13 Common Data Formats

13.1 CSV

Code

data = """\
date,id,age
2020-01-01,x12,19
2020-01-02,x11,23
2020-01-02,x3,22
2020-01-03,x19,28
"""
print(data)

date,id,age
2020-01-01,x12,19
2020-01-02,x11,23
2020-01-02,x3,22
2020-01-03,x19,28

Code

from pathlib import Path
filepath = "/tmp/data.csv"
Path(filepath).write_text(data)

Loading data into a dataframe is not the only but one the most common ways to to load this data. We will use here pandas, a very popular library for data wrangling in python.

Install pandas:

uv add pandas

import pandas as pd

df = pd.read_csv(filepath)
df

	date	id	age
0	2020-01-01	x12	19
1	2020-01-02	x11	23
2	2020-01-02	x3	22
3	2020-01-03	x19	28

We can also save a dataframe as csv:

df.to_csv("/tmp/data.csv", index=None)

!cat /tmp/data.csv

date,id,age
2020-01-01,x12,19
2020-01-02,x11,23
2020-01-02,x3,22
2020-01-03,x19,28

13.2 Excel

We can also read in data coming from an excel spreadsheet.

df.to_excel("/tmp/data.xlsx", index=None)

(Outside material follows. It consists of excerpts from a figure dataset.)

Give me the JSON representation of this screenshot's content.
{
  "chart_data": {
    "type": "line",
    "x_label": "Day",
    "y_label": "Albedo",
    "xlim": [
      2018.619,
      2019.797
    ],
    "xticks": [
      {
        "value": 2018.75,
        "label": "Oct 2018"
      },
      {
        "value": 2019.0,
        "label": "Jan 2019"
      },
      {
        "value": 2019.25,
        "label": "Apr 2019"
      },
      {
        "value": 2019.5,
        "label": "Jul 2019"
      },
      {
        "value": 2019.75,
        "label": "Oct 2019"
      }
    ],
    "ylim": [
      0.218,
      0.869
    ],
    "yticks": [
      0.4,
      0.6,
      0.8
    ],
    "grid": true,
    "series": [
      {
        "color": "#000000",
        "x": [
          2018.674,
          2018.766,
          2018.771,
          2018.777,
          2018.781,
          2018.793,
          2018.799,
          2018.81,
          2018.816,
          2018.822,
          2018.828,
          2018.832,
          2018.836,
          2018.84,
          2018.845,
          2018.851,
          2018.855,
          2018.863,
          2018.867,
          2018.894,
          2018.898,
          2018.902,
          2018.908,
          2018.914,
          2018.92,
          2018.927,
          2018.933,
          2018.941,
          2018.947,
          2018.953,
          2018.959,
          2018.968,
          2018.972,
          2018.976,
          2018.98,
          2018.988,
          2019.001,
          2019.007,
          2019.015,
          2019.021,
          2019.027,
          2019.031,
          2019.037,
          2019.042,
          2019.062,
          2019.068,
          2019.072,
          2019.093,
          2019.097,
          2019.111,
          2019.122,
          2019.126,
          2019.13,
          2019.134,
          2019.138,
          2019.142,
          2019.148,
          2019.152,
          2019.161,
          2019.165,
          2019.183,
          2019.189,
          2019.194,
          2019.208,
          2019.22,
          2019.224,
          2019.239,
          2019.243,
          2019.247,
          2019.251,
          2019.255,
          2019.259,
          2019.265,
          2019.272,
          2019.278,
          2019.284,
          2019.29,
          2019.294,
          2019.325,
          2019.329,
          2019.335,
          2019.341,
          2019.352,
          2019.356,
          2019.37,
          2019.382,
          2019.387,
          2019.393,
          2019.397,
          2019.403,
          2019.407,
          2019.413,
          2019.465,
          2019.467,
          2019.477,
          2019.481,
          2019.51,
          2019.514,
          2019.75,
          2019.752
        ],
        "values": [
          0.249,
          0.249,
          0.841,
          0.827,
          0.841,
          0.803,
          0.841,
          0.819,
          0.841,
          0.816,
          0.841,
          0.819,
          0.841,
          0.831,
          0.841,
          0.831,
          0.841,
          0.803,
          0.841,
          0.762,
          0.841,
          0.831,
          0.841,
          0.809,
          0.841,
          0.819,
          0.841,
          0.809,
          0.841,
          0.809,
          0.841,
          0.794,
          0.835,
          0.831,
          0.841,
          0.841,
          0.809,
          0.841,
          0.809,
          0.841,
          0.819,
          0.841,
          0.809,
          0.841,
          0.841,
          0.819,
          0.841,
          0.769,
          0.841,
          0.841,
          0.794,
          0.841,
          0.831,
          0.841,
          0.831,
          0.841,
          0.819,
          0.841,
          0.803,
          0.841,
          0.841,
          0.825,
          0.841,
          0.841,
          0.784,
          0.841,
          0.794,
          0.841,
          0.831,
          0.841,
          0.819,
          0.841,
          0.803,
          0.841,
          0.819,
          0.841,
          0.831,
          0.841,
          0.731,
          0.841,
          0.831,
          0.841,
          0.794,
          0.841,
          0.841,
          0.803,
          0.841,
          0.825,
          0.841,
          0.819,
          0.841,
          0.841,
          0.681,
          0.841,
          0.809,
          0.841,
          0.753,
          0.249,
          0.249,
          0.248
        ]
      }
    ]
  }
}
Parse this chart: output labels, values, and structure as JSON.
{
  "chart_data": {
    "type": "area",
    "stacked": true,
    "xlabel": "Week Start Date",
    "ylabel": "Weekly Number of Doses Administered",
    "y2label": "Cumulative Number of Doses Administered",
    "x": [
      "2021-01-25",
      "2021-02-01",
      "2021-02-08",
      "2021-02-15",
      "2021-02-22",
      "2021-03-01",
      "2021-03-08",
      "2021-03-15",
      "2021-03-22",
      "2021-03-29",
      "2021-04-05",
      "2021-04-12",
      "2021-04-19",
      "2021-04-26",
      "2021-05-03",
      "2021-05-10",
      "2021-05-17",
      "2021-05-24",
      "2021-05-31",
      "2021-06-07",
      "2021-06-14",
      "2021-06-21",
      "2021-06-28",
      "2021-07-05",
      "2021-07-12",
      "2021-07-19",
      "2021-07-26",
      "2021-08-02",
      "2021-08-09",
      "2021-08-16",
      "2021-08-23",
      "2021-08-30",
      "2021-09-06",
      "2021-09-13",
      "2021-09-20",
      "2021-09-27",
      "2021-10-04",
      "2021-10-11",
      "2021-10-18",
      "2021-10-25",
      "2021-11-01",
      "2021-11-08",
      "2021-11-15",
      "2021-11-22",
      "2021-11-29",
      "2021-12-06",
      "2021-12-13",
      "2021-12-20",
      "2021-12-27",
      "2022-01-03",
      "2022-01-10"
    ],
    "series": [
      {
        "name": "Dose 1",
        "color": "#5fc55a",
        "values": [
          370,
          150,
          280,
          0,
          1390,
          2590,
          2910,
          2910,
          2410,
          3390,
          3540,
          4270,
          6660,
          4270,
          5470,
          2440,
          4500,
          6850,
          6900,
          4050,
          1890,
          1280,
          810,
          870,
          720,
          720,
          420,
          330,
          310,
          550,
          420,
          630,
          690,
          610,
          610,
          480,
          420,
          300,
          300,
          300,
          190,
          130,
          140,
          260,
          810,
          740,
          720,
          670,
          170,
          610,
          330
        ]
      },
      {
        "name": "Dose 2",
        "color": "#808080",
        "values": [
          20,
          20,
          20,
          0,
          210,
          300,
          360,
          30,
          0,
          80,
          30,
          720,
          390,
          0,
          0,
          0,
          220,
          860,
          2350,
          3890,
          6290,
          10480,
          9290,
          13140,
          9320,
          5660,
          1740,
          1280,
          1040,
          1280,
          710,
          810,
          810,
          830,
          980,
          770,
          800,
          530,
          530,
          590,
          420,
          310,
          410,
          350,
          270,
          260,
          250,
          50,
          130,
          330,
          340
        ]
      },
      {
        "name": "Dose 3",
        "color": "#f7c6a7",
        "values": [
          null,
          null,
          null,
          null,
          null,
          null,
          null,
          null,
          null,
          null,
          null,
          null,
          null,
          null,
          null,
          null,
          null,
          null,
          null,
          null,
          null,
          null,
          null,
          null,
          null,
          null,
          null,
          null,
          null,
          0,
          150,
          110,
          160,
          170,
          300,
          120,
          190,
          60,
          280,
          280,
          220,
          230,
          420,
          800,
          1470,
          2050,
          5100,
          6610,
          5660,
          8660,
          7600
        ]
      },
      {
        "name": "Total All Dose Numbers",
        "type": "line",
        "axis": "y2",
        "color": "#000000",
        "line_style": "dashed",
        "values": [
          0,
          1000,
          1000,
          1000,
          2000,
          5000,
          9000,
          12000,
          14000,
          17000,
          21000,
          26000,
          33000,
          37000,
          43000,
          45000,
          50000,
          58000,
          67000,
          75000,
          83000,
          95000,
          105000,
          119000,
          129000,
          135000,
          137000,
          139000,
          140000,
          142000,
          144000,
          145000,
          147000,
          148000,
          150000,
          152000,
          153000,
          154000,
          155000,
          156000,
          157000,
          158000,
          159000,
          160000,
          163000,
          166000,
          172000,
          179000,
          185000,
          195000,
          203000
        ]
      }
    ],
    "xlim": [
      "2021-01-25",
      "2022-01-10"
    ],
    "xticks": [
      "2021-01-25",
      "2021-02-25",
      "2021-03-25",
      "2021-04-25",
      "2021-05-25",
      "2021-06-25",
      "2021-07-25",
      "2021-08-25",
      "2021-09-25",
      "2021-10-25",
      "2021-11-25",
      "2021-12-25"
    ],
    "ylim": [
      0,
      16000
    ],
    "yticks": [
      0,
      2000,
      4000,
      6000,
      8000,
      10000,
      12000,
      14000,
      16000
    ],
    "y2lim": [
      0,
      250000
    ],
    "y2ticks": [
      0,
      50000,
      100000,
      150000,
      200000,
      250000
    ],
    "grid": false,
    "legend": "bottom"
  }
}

pd.read_excel("/tmp/data.xlsx")

	date	id	age
0	2020-01-01	x12	19
1	2020-01-02	x11	23
2	2020-01-02	x3	22
3	2020-01-03	x19	28

13.3 JSON

JSON (JavaScript Object Notation) is by far one of the most used data formats, nowadays the default format to transfer data over the internet. It is also very commonly used for configuration files and logging.

flat = {
  "name": "John Doe",
  "age": 25
}

nested = {
  "name": {
    "firstName": "John",
    "lastName": "Doe",
    "middleName": "Smith"
  },
  "age": 25,
  "hobbies": ["reading", "writing"]
}

13.3.1 Encoding

Also called “serialization”.

import json

flat_str = json.dumps(flat)
flat_str

'{"name": "John Doe", "age": 25}'

nested_str = json.dumps(nested)
nested_str

'{"name": {"firstName": "John", "lastName": "Doe", "middleName": "Smith"}, "age": 25, "hobbies": ["reading", "writing"]}'

arr_str = json.dumps(arr)
arr_str

'{"name": "John Doe", "age": 25, "hobbies": ["reading", "writing"]}'

Path("/tmp/flat.json").write_text(flat_str)
Path("/tmp/nested.json").write_text(nested_str)

13.3.2 Decoding

Also called “deserialization”.

json.load(
    Path("/tmp/flat.json").open()
)

{'name': 'John Doe', 'age': 25}

json.loads(
    Path("/tmp/flat.json").read_text()
)

{'name': 'John Doe', 'age': 25}

json.load(
    Path("/tmp/nested.json").open()
)

{'name': {'firstName': 'John', 'lastName': 'Doe', 'middleName': 'Smith'},
 'age': 25,
 'hobbies': ['reading', 'writing']}

json.loads(
    Path("/tmp/nested.json").read_text()
)

{'name': {'firstName': 'John', 'lastName': 'Doe', 'middleName': 'Smith'},
 'age': 25,
 'hobbies': ['reading', 'writing']}

Notice we load the data into a python dictionary:

out = json.loads(
    Path("/tmp/nested.json").read_text()
)
type(out)

dict

We can also store a list as JSON array:

Path("/tmp/arr.json").write_text(
    json.dumps([
        {"a": 1},
        {"b": 2},
    ])
)

out = json.load(Path("/tmp/arr.json").open())
print(type(out))
out

<class 'list'>

[{'a': 1}, {'b': 2}]

13.4 Parquet

Parquet is a column oriented format. For a number of reasons, this format is much more efficient than csv and other formats.

df

	date	id	age
0	2020-01-01	x12	19
1	2020-01-02	x11	23
2	2020-01-02	x3	22
3	2020-01-03	x19	28

With pandas we can save data to a parquet file:

df.to_parquet("/tmp/data.parquet")

And read in:

pd.read_parquet("/tmp/data.parquet")

	date	id	age
0	2020-01-01	x12	19
1	2020-01-02	x11	23
2	2020-01-02	x3	22
3	2020-01-03	x19	28

Tip

Prefer parquet format when possible. It is faster to read and it stores metadata that can be used by libraries for optimization, for example, applying some filters.